Table 2 Annual means (± standard deviation) of milk yield, chemical composition, SCS, and F:P ratio between January 2008 and December 2013 in dairy herds.
| Year N | Yield (L/cow/day) | Fat (%) | Protein (%) | F:P* | Lactose (%) | Total solids (%) | SCS# |
| 2008 24698 | 26.2±9.08b | 3.37±0.65d | 3.18±0.38d | 1.06±0.19d | 4.43±0.25c | 11.9±0.94d | 4.95±2.01e |
| 2009 24403 | 25.2±8.41d | 3.38±0.66d | 3.17±0.37e | 1.07±0.20c | 4.41±0.26d | 11.9±0.94d | 5.26±1.87b |
| 2010 26213 | 24.6±8.14f | 3.40±0.68c | 3.23±0.35c | 1.05±0.20e | 4.46±0.25b | 12.1±1.02c | 5.45±1.61a |
| 2011 24514 | 25.0±8.21e | 3.50±0.67b | 3.26±0.37b | 1.07±0.19b | 4.46±0.25b | 12.2±1.01b | 5.30±1.61b |
| 2012 23635 | 25.5±8.53c | 3.50±0.69b | 3.28±0.39a | 1.07±0.20c | 4.46±0.25b | 12.2±0.99b | 5.14±1.70d |
| 2013 25141 | 26.8±8.63a | 3.52±0.67a | 3.24±0.38c | 1.09±0.19a | 4.49±0.25a | 12.2±0.95a | 5.19±1.58c |
*F:P fat to protein ratio; #SCS: Somatic cell score: Log10 of somatic cell count. Different letters among years indicate significant differences (P<0.05).
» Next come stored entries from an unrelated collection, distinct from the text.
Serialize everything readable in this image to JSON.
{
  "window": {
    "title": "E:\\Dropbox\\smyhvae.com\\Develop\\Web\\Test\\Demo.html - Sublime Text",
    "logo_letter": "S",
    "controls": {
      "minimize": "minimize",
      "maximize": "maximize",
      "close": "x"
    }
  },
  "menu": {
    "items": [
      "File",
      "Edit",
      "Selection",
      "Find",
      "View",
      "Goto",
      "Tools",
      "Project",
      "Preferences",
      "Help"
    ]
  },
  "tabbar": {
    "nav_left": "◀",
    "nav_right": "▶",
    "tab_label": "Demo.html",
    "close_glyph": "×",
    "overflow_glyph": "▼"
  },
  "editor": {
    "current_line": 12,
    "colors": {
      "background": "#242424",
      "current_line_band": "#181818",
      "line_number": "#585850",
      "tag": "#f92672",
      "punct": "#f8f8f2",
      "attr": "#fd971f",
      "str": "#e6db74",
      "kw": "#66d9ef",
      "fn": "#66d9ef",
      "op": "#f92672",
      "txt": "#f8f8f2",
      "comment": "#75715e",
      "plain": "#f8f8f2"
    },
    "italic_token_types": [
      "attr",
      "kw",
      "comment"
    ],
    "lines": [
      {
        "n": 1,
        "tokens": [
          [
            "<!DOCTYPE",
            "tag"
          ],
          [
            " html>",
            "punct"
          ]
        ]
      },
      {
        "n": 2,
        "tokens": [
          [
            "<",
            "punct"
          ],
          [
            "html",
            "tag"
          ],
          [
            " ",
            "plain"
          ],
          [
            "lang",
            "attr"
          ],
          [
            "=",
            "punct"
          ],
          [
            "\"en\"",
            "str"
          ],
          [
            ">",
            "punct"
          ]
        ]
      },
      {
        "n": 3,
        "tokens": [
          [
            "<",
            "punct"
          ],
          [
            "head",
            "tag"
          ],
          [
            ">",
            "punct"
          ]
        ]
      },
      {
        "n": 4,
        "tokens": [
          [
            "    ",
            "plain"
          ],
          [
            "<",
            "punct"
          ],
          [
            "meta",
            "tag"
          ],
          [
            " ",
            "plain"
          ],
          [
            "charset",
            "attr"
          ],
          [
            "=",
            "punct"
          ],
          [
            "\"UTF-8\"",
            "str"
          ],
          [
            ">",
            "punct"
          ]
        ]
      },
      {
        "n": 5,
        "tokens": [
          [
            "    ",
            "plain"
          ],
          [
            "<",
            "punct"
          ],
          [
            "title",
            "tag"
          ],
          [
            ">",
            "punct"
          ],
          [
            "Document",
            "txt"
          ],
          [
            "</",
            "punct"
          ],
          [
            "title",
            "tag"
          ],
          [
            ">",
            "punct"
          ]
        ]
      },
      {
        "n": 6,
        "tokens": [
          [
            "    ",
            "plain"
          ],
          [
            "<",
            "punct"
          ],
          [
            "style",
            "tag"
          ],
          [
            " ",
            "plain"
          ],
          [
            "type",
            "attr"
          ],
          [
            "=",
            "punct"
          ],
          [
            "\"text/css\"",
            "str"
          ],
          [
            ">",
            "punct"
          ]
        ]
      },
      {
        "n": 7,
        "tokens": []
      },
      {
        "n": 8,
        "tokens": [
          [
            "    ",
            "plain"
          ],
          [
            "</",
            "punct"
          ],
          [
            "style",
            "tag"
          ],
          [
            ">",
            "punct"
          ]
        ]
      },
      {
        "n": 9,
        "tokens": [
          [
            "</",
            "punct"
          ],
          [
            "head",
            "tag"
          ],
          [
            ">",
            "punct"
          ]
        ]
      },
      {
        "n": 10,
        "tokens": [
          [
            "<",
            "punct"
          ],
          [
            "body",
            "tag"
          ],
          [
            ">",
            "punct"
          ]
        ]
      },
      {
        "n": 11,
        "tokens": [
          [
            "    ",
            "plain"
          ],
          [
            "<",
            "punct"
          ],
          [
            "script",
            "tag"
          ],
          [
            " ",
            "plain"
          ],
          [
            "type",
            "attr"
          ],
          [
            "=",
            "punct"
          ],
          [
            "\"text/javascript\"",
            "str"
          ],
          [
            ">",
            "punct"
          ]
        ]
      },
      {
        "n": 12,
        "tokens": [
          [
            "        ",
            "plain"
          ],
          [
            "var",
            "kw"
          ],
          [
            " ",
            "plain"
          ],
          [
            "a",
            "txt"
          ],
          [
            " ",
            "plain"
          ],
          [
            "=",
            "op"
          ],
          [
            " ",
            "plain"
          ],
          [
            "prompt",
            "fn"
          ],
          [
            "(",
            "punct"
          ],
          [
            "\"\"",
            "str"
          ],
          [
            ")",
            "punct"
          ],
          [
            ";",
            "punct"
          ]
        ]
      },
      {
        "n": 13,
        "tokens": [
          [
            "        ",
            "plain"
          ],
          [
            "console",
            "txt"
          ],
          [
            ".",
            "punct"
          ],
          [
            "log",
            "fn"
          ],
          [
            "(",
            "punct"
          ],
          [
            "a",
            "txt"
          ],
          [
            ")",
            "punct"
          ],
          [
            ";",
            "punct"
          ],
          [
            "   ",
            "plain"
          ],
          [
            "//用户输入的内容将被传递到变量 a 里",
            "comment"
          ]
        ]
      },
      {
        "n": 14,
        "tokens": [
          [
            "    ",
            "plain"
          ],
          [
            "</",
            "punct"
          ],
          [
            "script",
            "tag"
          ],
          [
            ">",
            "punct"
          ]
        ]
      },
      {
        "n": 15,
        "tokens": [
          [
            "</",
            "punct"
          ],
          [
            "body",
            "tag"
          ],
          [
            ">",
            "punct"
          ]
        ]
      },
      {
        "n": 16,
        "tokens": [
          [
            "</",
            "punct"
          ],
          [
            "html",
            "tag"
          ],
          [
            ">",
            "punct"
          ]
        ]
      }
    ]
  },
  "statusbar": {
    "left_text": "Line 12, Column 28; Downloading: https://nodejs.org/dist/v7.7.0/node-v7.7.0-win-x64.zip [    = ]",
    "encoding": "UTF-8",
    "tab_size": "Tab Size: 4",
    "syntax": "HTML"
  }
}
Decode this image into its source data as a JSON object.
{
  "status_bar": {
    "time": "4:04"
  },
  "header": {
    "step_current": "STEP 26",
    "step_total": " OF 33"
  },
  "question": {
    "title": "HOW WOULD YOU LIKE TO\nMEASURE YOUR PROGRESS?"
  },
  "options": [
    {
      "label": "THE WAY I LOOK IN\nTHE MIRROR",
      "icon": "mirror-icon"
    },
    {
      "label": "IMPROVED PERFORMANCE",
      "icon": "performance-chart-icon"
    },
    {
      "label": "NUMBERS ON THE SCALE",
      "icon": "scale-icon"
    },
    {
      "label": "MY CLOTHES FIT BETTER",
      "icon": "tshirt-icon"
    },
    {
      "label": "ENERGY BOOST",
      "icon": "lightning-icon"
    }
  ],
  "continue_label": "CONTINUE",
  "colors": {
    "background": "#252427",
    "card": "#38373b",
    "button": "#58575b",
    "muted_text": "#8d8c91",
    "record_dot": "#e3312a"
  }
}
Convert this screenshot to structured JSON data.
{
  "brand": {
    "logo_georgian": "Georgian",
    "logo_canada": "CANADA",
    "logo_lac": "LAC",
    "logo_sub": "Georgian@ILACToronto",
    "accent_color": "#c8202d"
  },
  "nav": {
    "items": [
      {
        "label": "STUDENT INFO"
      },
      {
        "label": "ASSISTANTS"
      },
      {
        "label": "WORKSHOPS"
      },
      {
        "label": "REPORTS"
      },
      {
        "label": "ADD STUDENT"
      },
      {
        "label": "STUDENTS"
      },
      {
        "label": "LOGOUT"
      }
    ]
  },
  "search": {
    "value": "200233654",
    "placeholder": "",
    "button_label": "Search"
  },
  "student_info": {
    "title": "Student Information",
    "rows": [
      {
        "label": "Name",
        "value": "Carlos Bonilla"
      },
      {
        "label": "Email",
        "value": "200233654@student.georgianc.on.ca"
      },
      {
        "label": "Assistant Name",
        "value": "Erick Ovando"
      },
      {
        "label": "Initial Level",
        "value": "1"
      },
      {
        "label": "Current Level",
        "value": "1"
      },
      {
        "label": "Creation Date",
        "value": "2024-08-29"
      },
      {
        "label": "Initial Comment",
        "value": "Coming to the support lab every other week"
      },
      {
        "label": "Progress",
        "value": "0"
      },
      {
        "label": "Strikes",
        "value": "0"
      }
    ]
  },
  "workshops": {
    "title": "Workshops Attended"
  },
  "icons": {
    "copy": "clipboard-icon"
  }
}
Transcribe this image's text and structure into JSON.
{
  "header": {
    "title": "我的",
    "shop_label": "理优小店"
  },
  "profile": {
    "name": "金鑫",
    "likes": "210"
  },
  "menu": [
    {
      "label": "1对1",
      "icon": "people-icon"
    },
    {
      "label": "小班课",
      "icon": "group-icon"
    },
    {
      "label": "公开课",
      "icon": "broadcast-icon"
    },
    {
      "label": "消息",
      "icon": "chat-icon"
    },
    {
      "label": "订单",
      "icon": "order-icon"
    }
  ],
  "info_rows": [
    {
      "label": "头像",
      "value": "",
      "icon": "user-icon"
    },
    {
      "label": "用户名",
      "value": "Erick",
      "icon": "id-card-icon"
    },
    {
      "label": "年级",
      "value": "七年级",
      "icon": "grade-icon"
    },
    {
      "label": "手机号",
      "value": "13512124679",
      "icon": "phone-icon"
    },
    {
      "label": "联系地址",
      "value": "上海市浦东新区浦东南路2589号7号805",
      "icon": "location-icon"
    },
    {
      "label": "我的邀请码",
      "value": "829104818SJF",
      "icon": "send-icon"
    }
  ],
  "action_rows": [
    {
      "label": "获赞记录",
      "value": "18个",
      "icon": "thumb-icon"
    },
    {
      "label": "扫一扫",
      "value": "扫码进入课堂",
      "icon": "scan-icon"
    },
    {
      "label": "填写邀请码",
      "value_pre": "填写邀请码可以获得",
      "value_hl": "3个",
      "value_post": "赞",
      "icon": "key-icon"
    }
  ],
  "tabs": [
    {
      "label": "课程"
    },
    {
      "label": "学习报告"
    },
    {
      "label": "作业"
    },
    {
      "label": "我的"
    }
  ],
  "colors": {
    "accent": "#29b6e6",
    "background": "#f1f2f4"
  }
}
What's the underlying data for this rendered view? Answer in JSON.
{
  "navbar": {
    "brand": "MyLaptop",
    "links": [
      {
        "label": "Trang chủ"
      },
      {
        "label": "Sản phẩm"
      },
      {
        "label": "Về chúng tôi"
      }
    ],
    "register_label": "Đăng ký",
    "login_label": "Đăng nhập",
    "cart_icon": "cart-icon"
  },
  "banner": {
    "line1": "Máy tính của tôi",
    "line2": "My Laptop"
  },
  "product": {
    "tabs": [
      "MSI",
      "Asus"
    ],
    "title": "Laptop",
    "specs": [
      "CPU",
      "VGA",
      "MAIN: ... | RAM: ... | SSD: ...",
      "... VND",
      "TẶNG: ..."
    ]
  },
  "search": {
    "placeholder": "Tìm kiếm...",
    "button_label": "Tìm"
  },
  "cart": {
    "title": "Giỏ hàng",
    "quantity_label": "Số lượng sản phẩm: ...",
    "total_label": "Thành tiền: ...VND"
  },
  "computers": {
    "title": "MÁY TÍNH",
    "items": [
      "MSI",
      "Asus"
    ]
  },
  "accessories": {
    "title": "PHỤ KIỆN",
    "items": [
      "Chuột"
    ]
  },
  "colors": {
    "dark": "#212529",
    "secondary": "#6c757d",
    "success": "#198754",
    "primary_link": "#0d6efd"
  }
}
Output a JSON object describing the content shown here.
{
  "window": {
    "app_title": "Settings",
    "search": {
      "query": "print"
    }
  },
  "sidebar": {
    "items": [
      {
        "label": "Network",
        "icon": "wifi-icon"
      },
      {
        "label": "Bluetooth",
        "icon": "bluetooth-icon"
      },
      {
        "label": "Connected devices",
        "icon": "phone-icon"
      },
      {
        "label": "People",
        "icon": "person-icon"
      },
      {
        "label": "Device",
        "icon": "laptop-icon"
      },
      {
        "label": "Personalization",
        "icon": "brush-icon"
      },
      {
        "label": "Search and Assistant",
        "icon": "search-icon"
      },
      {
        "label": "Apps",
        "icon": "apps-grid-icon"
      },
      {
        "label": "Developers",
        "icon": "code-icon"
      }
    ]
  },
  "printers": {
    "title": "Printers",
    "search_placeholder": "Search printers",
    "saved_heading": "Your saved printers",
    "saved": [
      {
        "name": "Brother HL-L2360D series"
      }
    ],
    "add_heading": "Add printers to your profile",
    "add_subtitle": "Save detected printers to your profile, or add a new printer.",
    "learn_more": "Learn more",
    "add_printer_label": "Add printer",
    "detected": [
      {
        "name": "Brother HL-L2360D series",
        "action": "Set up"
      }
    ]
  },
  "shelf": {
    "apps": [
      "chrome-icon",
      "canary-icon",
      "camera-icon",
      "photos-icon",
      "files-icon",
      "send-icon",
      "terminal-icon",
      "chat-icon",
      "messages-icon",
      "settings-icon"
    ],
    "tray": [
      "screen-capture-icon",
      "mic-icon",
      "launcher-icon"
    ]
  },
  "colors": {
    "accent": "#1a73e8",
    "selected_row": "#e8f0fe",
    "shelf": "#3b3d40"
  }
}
Table 3 Means (± standard deviation) of milk yield, chemical composition, SCS, and F:P ratio in different seasons of the year in dairy herds.
| Season of the year N | Yield (L/cow/day) | Fat (%) | Protein (%) | F:P* | Lactose (%) | Total solids (%) | SCS# |
| Winter 40296 | 27.3±9.16a | 3.48±0.69b | 3.27±0.36a | 1.07±0.20c | 4.48±0.25a | 12.2±0.98a | 5.20±1.71b |
| Spring 36438 | 25.8±8.68b | 3.40±0.66c | 3.17±0.36c | 1.07±0.19b | 4.46±0.25b | 12.0±0.98b | 5.16±1.78c |
| Summer 33821 | 24.2±7.8d | 3.37±0.65d | 3.18±0.35b | 1.06±0.20d | 4.42±0.25d | 11.9±0.95c | 5.27±1.78a |
| Fall 38049 | 24.4±8.48c | 3.53±0.68a | 3.28±0.88a | 1.08±0.20a | 4.43±0.26c | 12.2±0.98a | 5.26±1.69a |
*F:P fat to protein ratio; #SCS: Somatic cell score: Log10 of somatic cell count. Different letters among seasons indicate significant differences (P< 0.05).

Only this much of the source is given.